Dies war die kleine aber feine Lüge, die ich meinen Eltern beim Abendessen auftischte.
Mein Vater blickte von seinem Teller auf, während meine Mutter in ihrer Handbewegung zum Brotkorb innehielt.
Da war sie wieder! Diese kleine Falte.

„Wie war er?", fragte sie. Ihr skeptischer Unterton war nicht zu überhören.

„Ganz ok.", log ich weiter.

„In Englisch hattest du doch Probleme, oder?"

„Ja, Papa. Ich kann es doch auch nicht ändern."

„Geh deinen Vater nicht so an. Immerhin sagen wir dir immer wieder, dass du abends nochmal in den Hefter schauen sollst."

Ich verdrehte genervt die Augen. Gut, das sagten sie mir wirklich immer. Aber ich hatte doch auch mal das Recht mich in mein Bett zu verkriechen und Serien zu schauen. Ich war vielleicht nicht sonderlich fleißig, aber wenn es darauf ankam, konnte ich wettbewerbsfähige Plakate und Präsentationen innerhalb zwei Tagen kreieren.
Ich biss in mein Brot. Meine Mutter wusste genau, wie sehr ich es hasste, wenn sie Argumente ins Spiel brachte, auf die ich keine Antwort wusste.

„Man sollte keine Totschlagargumente in Diskussionen bringen.", murmelte ich mit vollem Mund.

„Schling nicht so. Keiner nimmt dir was weg."

„Ist ja schon gut."
Ich bemühte mich langsamer zu kauen. Auf meinen Kommentar ging sie gar nicht erst ein. Ich brachte jedes Mal das Wort „Totschlagargument" hervor, wenn meine Mutter unfair argumentierte. Unsere Ethiklehrerin hatte irgendwann mal davon geredet und es ist bei mir hängen geblieben. Wir Schüler sollen ja immer unser angeeignetes Wissen anwenden.

Nachdem wir fertig mit Essen waren und der Tisch wieder sauber war, ging ich in mein Zimmer und erledigte die restlichen Hausaufgaben. Einige Zeit später klopfte es an meiner Tür. Ich sah von meinen Chemieaufgaben auf und lächelte meinen Vater an.

„Was machst du Schönes?", fragte er mich, während er die Tür hinter sich schloss.

„Nur Hausaufgaben."

Er setze sich auf mein Bett. Plötzlich wurde sein Gesicht ganz ernst.

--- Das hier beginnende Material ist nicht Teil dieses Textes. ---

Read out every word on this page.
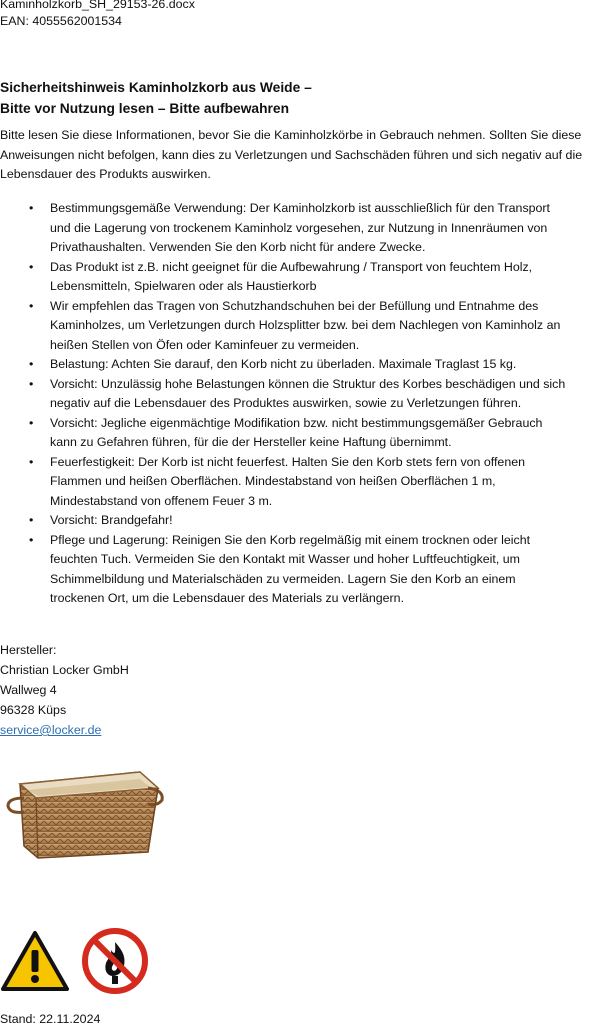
Kaminholzkorb_SH_29153-26.docx
EAN: 4055562001534
Sicherheitshinweis Kaminholzkorb aus Weide –
Bitte vor Nutzung lesen – Bitte aufbewahren
Bitte lesen Sie diese Informationen, bevor Sie die Kaminholzkörbe in Gebrauch nehmen. Sollten Sie diese Anweisungen nicht befolgen, kann dies zu Verletzungen und Sachschäden führen und sich negativ auf die Lebensdauer des Produkts auswirken.
• Bestimmungsgemäße Verwendung: Der Kaminholzkorb ist ausschließlich für den Transport
und die Lagerung von trockenem Kaminholz vorgesehen, zur Nutzung in Innenräumen von
Privathaushalten. Verwenden Sie den Korb nicht für andere Zwecke.
• Das Produkt ist z.B. nicht geeignet für die Aufbewahrung / Transport von feuchtem Holz,
Lebensmitteln, Spielwaren oder als Haustierkorb
• Wir empfehlen das Tragen von Schutzhandschuhen bei der Befüllung und Entnahme des
Kaminholzes, um Verletzungen durch Holzsplitter bzw. bei dem Nachlegen von Kaminholz an
heißen Stellen von Öfen oder Kaminfeuer zu vermeiden.
• Belastung: Achten Sie darauf, den Korb nicht zu überladen. Maximale Traglast 15 kg.
• Vorsicht: Unzulässig hohe Belastungen können die Struktur des Korbes beschädigen und sich
negativ auf die Lebensdauer des Produktes auswirken, sowie zu Verletzungen führen.
• Vorsicht: Jegliche eigenmächtige Modifikation bzw. nicht bestimmungsgemäßer Gebrauch
kann zu Gefahren führen, für die der Hersteller keine Haftung übernimmt.
• Feuerfestigkeit: Der Korb ist nicht feuerfest. Halten Sie den Korb stets fern von offenen
Flammen und heißen Oberflächen. Mindestabstand von heißen Oberflächen 1 m,
Mindestabstand von offenem Feuer 3 m.
• Vorsicht: Brandgefahr!
• Pflege und Lagerung: Reinigen Sie den Korb regelmäßig mit einem trocknen oder leicht
feuchten Tuch. Vermeiden Sie den Kontakt mit Wasser und hoher Luftfeuchtigkeit, um
Schimmelbildung und Materialschäden zu vermeiden. Lagern Sie den Korb an einem
trockenen Ort, um die Lebensdauer des Materials zu verlängern.
Hersteller:
Christian Locker GmbH
Wallweg 4
96328 Küps
service@locker.de
Stand: 22.11.2024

„Du hast den Englischtest vergessen, oder?"

Ich war überrascht.
„Wie kommst du denn darauf?"

„Das schlechte Gewissen war dir ins Gesicht geschrieben. Es beruhigt mich, dass es dir wenigstens schwer fällt, deine armen Eltern zu belügen."

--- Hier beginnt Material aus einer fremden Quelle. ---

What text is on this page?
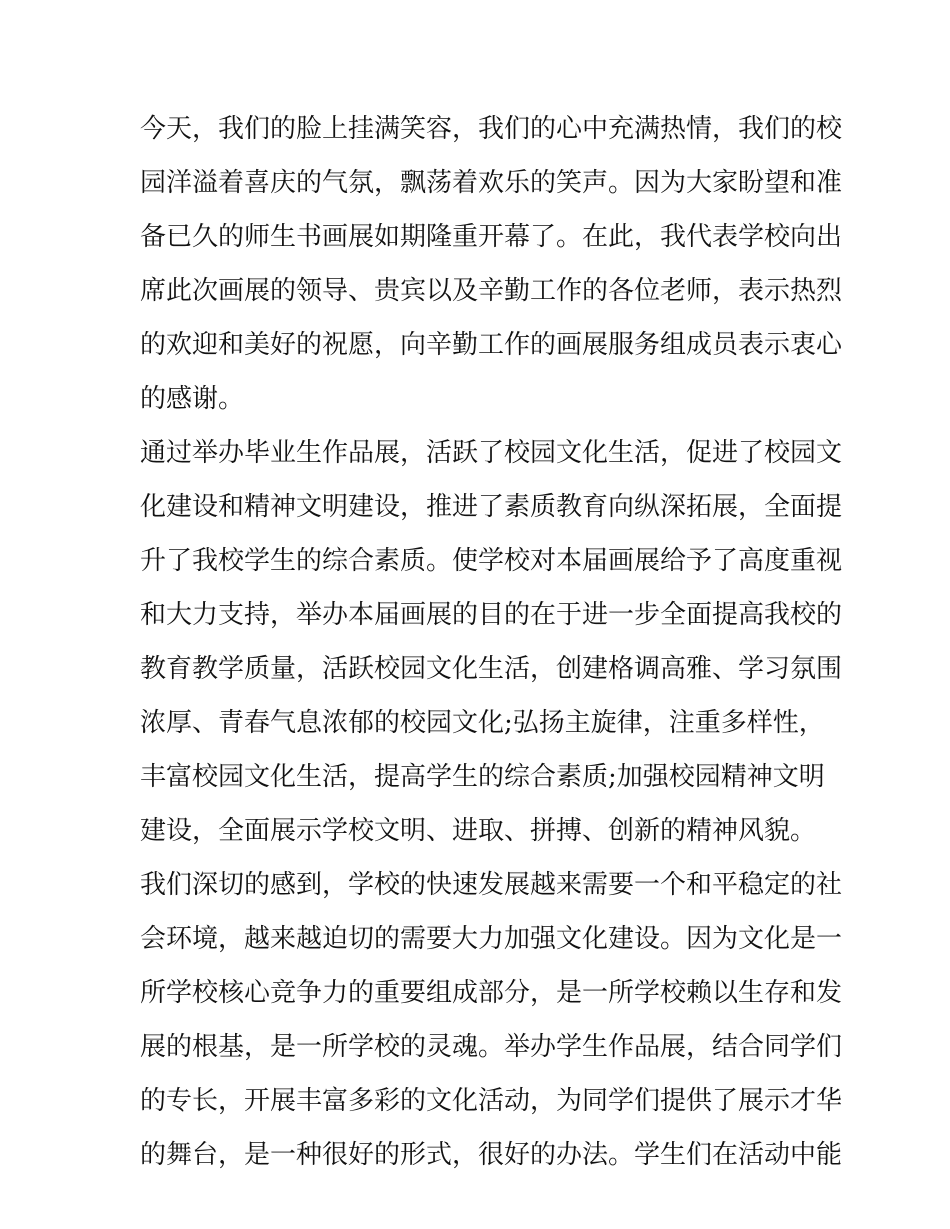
今天，我们的脸上挂满笑容，我们的心中充满热情，我们的校
园洋溢着喜庆的气氛，飘荡着欢乐的笑声。因为大家盼望和准
备已久的师生书画展如期隆重开幕了。在此，我代表学校向出
席此次画展的领导、贵宾以及辛勤工作的各位老师，表示热烈
的欢迎和美好的祝愿，向辛勤工作的画展服务组成员表示衷心
的感谢。
通过举办毕业生作品展，活跃了校园文化生活，促进了校园文
化建设和精神文明建设，推进了素质教育向纵深拓展，全面提
升了我校学生的综合素质。使学校对本届画展给予了高度重视
和大力支持，举办本届画展的目的在于进一步全面提高我校的
教育教学质量，活跃校园文化生活，创建格调高雅、学习氛围
浓厚、青春气息浓郁的校园文化;弘扬主旋律，注重多样性，
丰富校园文化生活，提高学生的综合素质;加强校园精神文明
建设，全面展示学校文明、进取、拼搏、创新的精神风貌。
我们深切的感到，学校的快速发展越来需要一个和平稳定的社
会环境，越来越迫切的需要大力加强文化建设。因为文化是一
所学校核心竞争力的重要组成部分，是一所学校赖以生存和发
展的根基，是一所学校的灵魂。举办学生作品展，结合同学们
的专长，开展丰富多彩的文化活动，为同学们提供了展示才华
的舞台，是一种很好的形式，很好的办法。学生们在活动中能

Ich stand von meinem Schreibtischstuhl auf und nahm neben meinem Vater Platz. Ich platzierte meinen Kopf an seine Schulter.

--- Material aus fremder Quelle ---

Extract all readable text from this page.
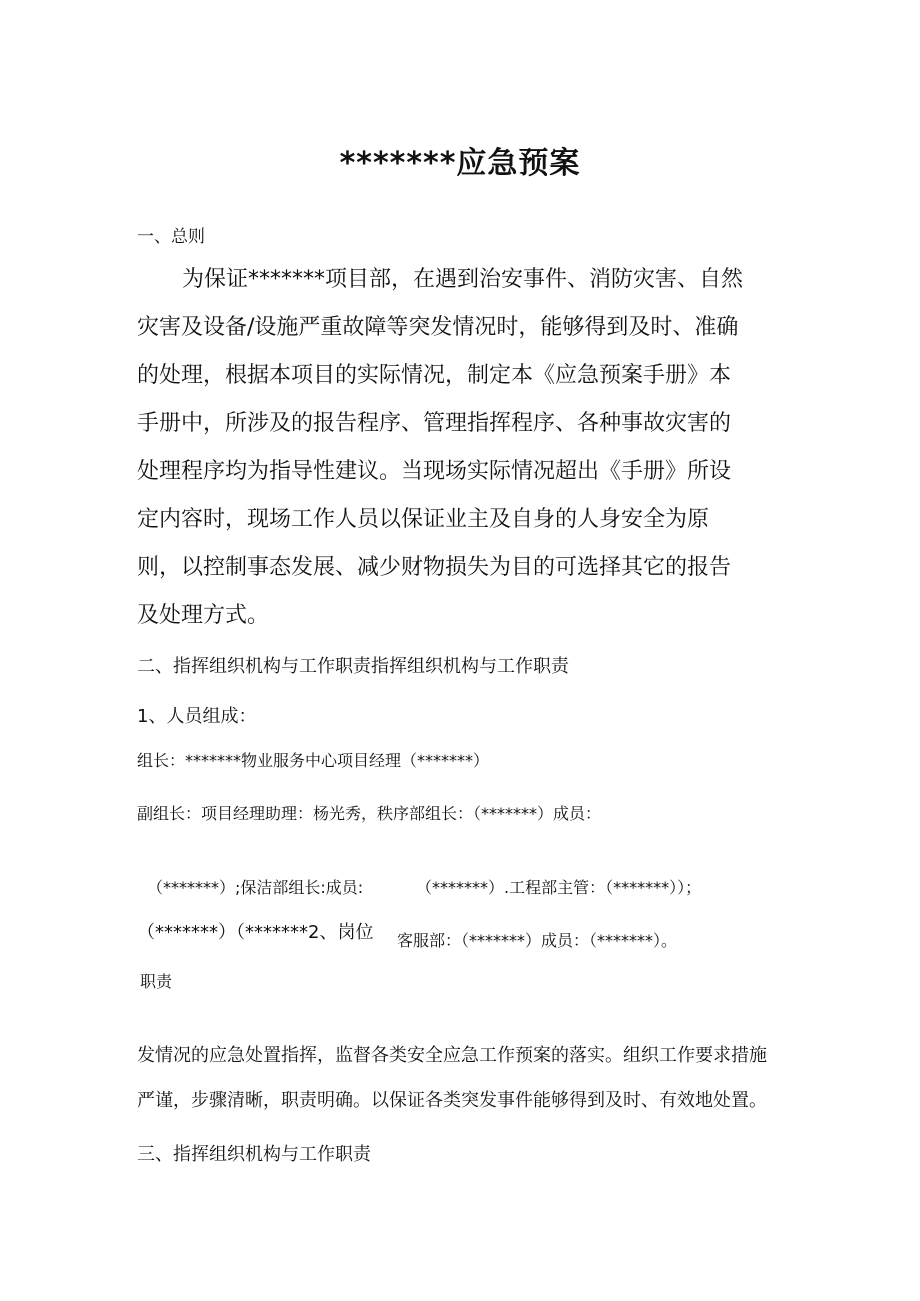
*******应急预案
一、总则
为保证*******项目部，在遇到治安事件、消防灾害、自然
灾害及设备/设施严重故障等突发情况时，能够得到及时、准确
的处理，根据本项目的实际情况，制定本《应急预案手册》本
手册中，所涉及的报告程序、管理指挥程序、各种事故灾害的
处理程序均为指导性建议。当现场实际情况超出《手册》所设
定内容时，现场工作人员以保证业主及自身的人身安全为原
则，以控制事态发展、减少财物损失为目的可选择其它的报告
及处理方式。
二、指挥组织机构与工作职责指挥组织机构与工作职责
1、人员组成：
组长：*******物业服务中心项目经理（*******）
副组长：项目经理助理：杨光秀，秩序部组长：（*******）成员：
（*******）;保洁部组长:成员:	（*******）.工程部主管：（*******））；
（*******）（*******2、岗位 客服部：（*******）成员：（*******）。
职责
发情况的应急处置指挥，监督各类安全应急工作预案的落实。组织工作要求措施
严谨，步骤清晰，职责明确。以保证各类突发事件能够得到及时、有效地处置。
三、指挥组织机构与工作职责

„Tut mir leid, Dad.", meine Lippen waren ganz trocken.

„Ist schon in Ordnung. Du machst das ja nicht mit Absicht. Ich weiß, dass du nicht aus Faulheit nicht für einen Test lernen würdest."

Ich liebte meinen Vater. Kein Mensch war verständnisvoller und gutherziger als er. Er wusste, was in mir vorging. Er kannte mich besser als ich mich selber und hat mir schon oft bei schwierigen Situationen weitergeholfen. Doch bei meiner Vergesslichkeit konnte er mir nicht helfen und das wussten wir beide.

„Liebling. Ich bin so hilflos. Was kann ich machen, damit es dir besser geht? Brauchen wir noch mehr Klebezettel?"

„Ich glaube nicht, dass das eine Lösung ist. Bald sehen wir keine Wände mehr. Die Küche sieht aus, als hätten Vorschulkinder sie bemalt."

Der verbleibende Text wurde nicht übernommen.